Maintenance Costs of Join Indexes
Join indexes can be expensive to maintain. For many customers, the most important factor in the decision to use a join index is likely to be how much it costs to maintain.
Each time a join-indexed base table column is updated, the corresponding join index table column must also be updated. Each time a new row is added to or an existing row is deleted from a join-indexed base table, the corresponding join index table rows must also be inserted or deleted.
Because of this maintenance overhead, you should always carefully evaluate the benefit of a join index created to enhance your standard queries vis-a-vis its cost to create and maintain (see “Cost/Benefit Analysis for Join Indexes” on page 534).
Maintenance Cost Optimizations Based on Foreign Key‑Primary Key Joins
You should consider the added cost of join index maintenance carefully when you are designing the indexes for your data warehouse to ensure that the minimum number of join indexes can be called upon by the Optimizer to cover the maximum number of queries. Designing with foreign key‑primary key joins (see “Restriction on Coverage by Join Indexes When a Join Index Definition References More Tables Than a Query” on page 577) allows you make these optimizations.
Whenever a base table column set that is shared with a join index is updated or deleted, or when a new row is inserted into the base table, the system generates extra steps to maintain the base table and join index concurrently. If the base table is specified as part of an outer join in the join index definition, the steps can be more complex because maintenance might be needed for both matched and unmatched row sets.
However, when the join columns have a foreign key‑primary key relationship, the system treats inner and outer joins alike (see “Restriction on Coverage by Join Indexes When a Join Index Definition References More Tables Than a Query” on page 577).
Maintenance Cost Optimizations for DELETE ALL Operations
A fastpath optimization is one that can be performed faster if certain conditions are met. For example, in some circumstances DELETE and INSERT operations can be performed faster if they can avoid reading the data blocks and avoid transient journaling.
Teradata Database uses both fastpath and deferred fastpath row partition DELETE operations for the following cases:
In this case, Teradata Database performs the fastpath row partition deletion operations on the join index and the base table independently.
Teradata Database can perform fastpath DELETE ALL operations, but not deferred row partition deletion operations, for the following cases:
Types of Join Index Examined for This Analysis
Different types of join indexes incur different costs of maintenance. For the analyses provided here, several different types of join index were used. The types are far from exhaustive, but they provide a fairly representative range of data that you can use to extrapolate roughly how much benefit a join index that uses a particular type of join is likely to provide.
The following table provides a list of the various types of joins defined for the join indexes used in this study. When you think of types of joins, you probably think of join processing types like merge join, nested join, product join, and so on.
The types of joins defined here (in-place, foreign, and ad hoc) are orthogonal to those join processing types. The types of joins and the types of join indexes go hand in hand. In both cases, it is the number of tables that are being redistributed that determines the type of join or join index being described.
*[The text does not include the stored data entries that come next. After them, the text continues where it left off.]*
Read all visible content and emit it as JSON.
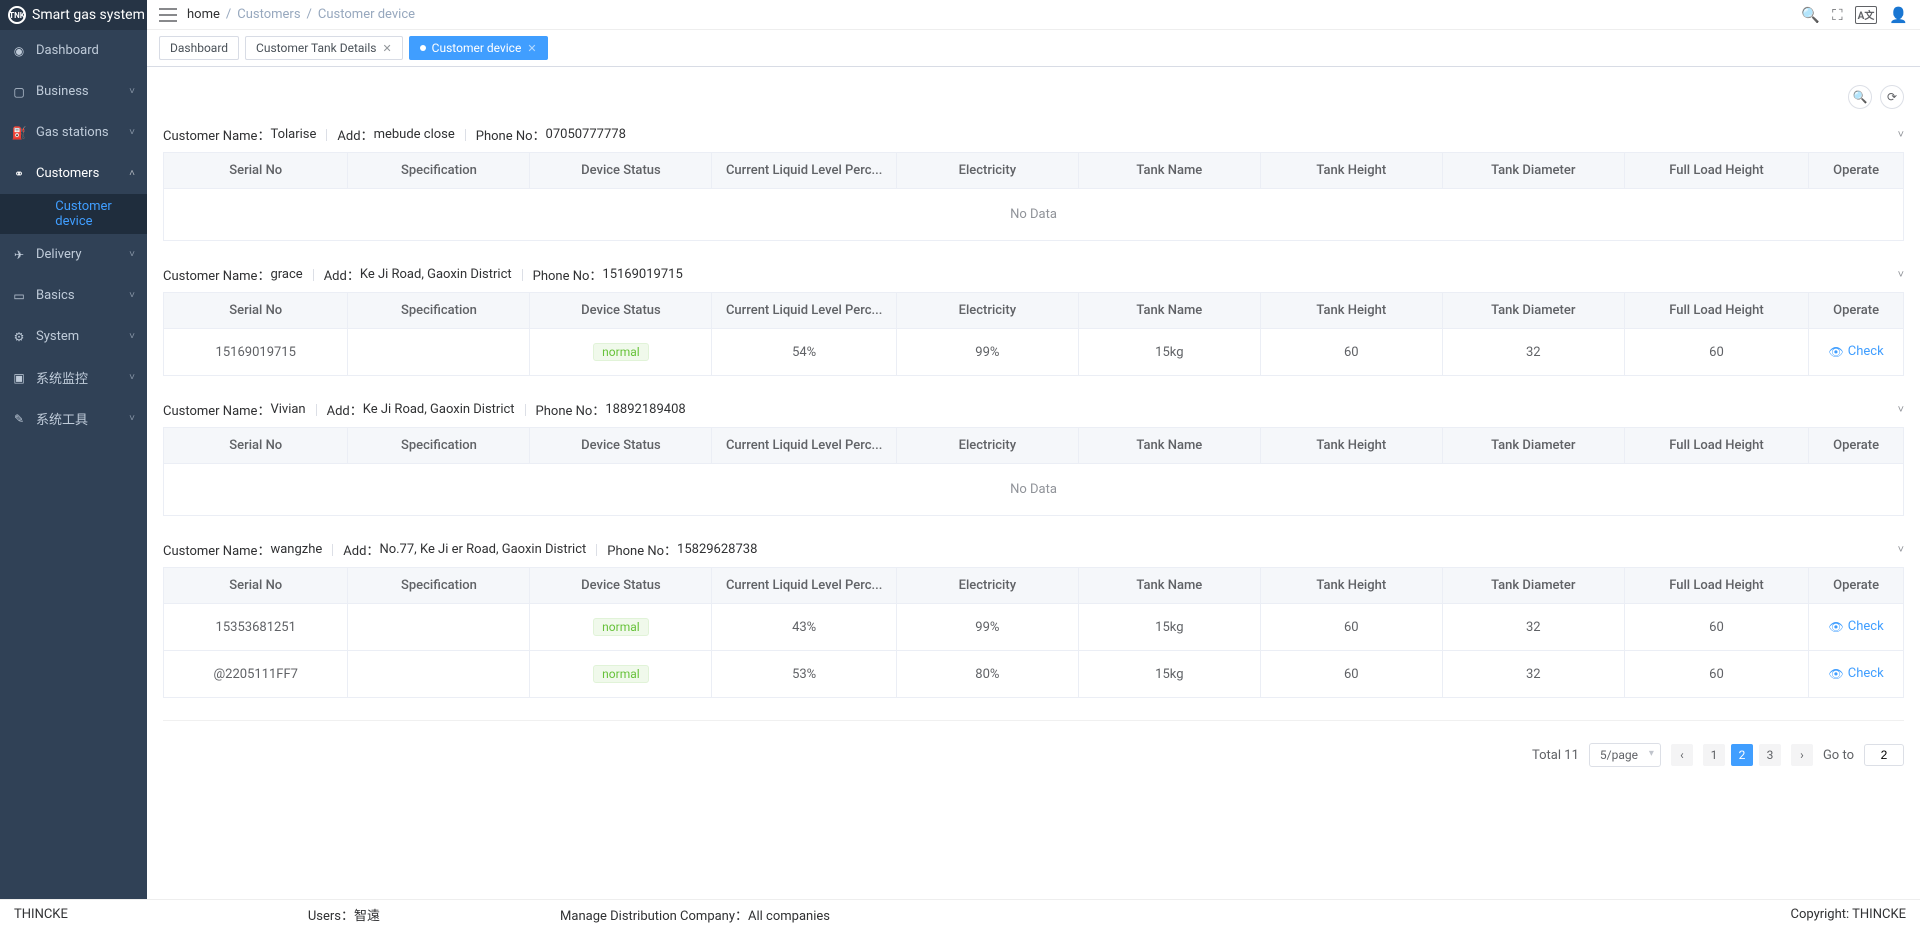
{
  "brand": "Smart gas system",
  "breadcrumbs": {
    "home": "home",
    "sep": "/",
    "parent": "Customers",
    "current": "Customer device"
  },
  "header_icons": {
    "search": "search-icon",
    "fullscreen": "fullscreen-icon",
    "lang": "lang-icon",
    "user": "user-icon"
  },
  "sidebar": [
    {
      "icon": "dashboard-icon",
      "label": "Dashboard",
      "chev": false
    },
    {
      "icon": "business-icon",
      "label": "Business",
      "chev": true
    },
    {
      "icon": "station-icon",
      "label": "Gas stations",
      "chev": true
    },
    {
      "icon": "customers-icon",
      "label": "Customers",
      "chev": true,
      "open": true,
      "active": true,
      "sub": {
        "icon": "code-icon",
        "label": "Customer device"
      }
    },
    {
      "icon": "delivery-icon",
      "label": "Delivery",
      "chev": true
    },
    {
      "icon": "basics-icon",
      "label": "Basics",
      "chev": true
    },
    {
      "icon": "system-icon",
      "label": "System",
      "chev": true
    },
    {
      "icon": "monitor-icon",
      "label": "系统监控",
      "chev": true
    },
    {
      "icon": "tools-icon",
      "label": "系统工具",
      "chev": true
    }
  ],
  "tabs": [
    {
      "label": "Dashboard",
      "closable": false,
      "active": false
    },
    {
      "label": "Customer Tank Details",
      "closable": true,
      "active": false
    },
    {
      "label": "Customer device",
      "closable": true,
      "active": true
    }
  ],
  "labels": {
    "customer_name": "Customer Name：",
    "addr": "Add：",
    "phone": "Phone No：",
    "nodata": "No Data",
    "check": "Check",
    "normal": "normal",
    "total": "Total 11",
    "perpage": "5/page",
    "goto": "Go to",
    "goto_val": "2"
  },
  "columns": [
    "Serial No",
    "Specification",
    "Device Status",
    "Current Liquid Level Perc...",
    "Electricity",
    "Tank Name",
    "Tank Height",
    "Tank Diameter",
    "Full Load Height",
    "Operate"
  ],
  "pager": {
    "prev": "‹",
    "next": "›",
    "pages": [
      "1",
      "2",
      "3"
    ],
    "active": "2"
  },
  "customers": [
    {
      "name": "Tolarise",
      "addr": "mebude close",
      "phone": "07050777778",
      "rows": []
    },
    {
      "name": "grace",
      "addr": "Ke Ji Road, Gaoxin District",
      "phone": "15169019715",
      "rows": [
        {
          "serial": "15169019715",
          "spec": "",
          "status": "normal",
          "level": "54%",
          "elec": "99%",
          "tname": "15kg",
          "theight": "60",
          "tdiam": "32",
          "full": "60"
        }
      ]
    },
    {
      "name": "Vivian",
      "addr": "Ke Ji Road, Gaoxin District",
      "phone": "18892189408",
      "rows": []
    },
    {
      "name": "wangzhe",
      "addr": "No.77, Ke Ji er Road, Gaoxin District",
      "phone": "15829628738",
      "rows": [
        {
          "serial": "15353681251",
          "spec": "",
          "status": "normal",
          "level": "43%",
          "elec": "99%",
          "tname": "15kg",
          "theight": "60",
          "tdiam": "32",
          "full": "60"
        },
        {
          "serial": "@2205111FF7",
          "spec": "",
          "status": "normal",
          "level": "53%",
          "elec": "80%",
          "tname": "15kg",
          "theight": "60",
          "tdiam": "32",
          "full": "60"
        }
      ]
    }
  ],
  "footer": {
    "left": "THINCKE",
    "users_label": "Users：",
    "users_val": "智遠",
    "dist_label": "Manage Distribution Company：",
    "dist_val": "All companies",
    "copy": "Copyright: THINCKE"
  }
}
Each join type can be used with either a simple or an aggregate join index.
The joined tables have a common primary index and are joined on that column set.
A common example is a logical entity-subentity relationship as seen in an Employee - Employee_Phone relationship, where both tables have Employee Number as a common primary index.
As a result, rows to be joined are always on a common AMP and do not have to be redistributed.
This is the least expensive join of the three types examined.
The tables are joined on a primary key - foreign key column set relationship, where the primary key column set is also the primary index column set. The primary index of the other join table is typically a foreign key in the first table.
A common example is a join between an Employee table and a Department table, where the join is on the common Employee Number column, which is the primary index for the Employee table, but is only a foreign key in the Department table.
As a result, the rows to be joined must be redistributed from the AMP having the Department table rows to the AMP having the Employee table rows.
This join is more expensive than the homogeneous primary index join, but less expensive than the ad hoc join.
The tables are joined on a column set that is not a primary index in either table.
As a result, rows from both tables must be redistributed to make the join.
This join is the most expensive of the three types examined.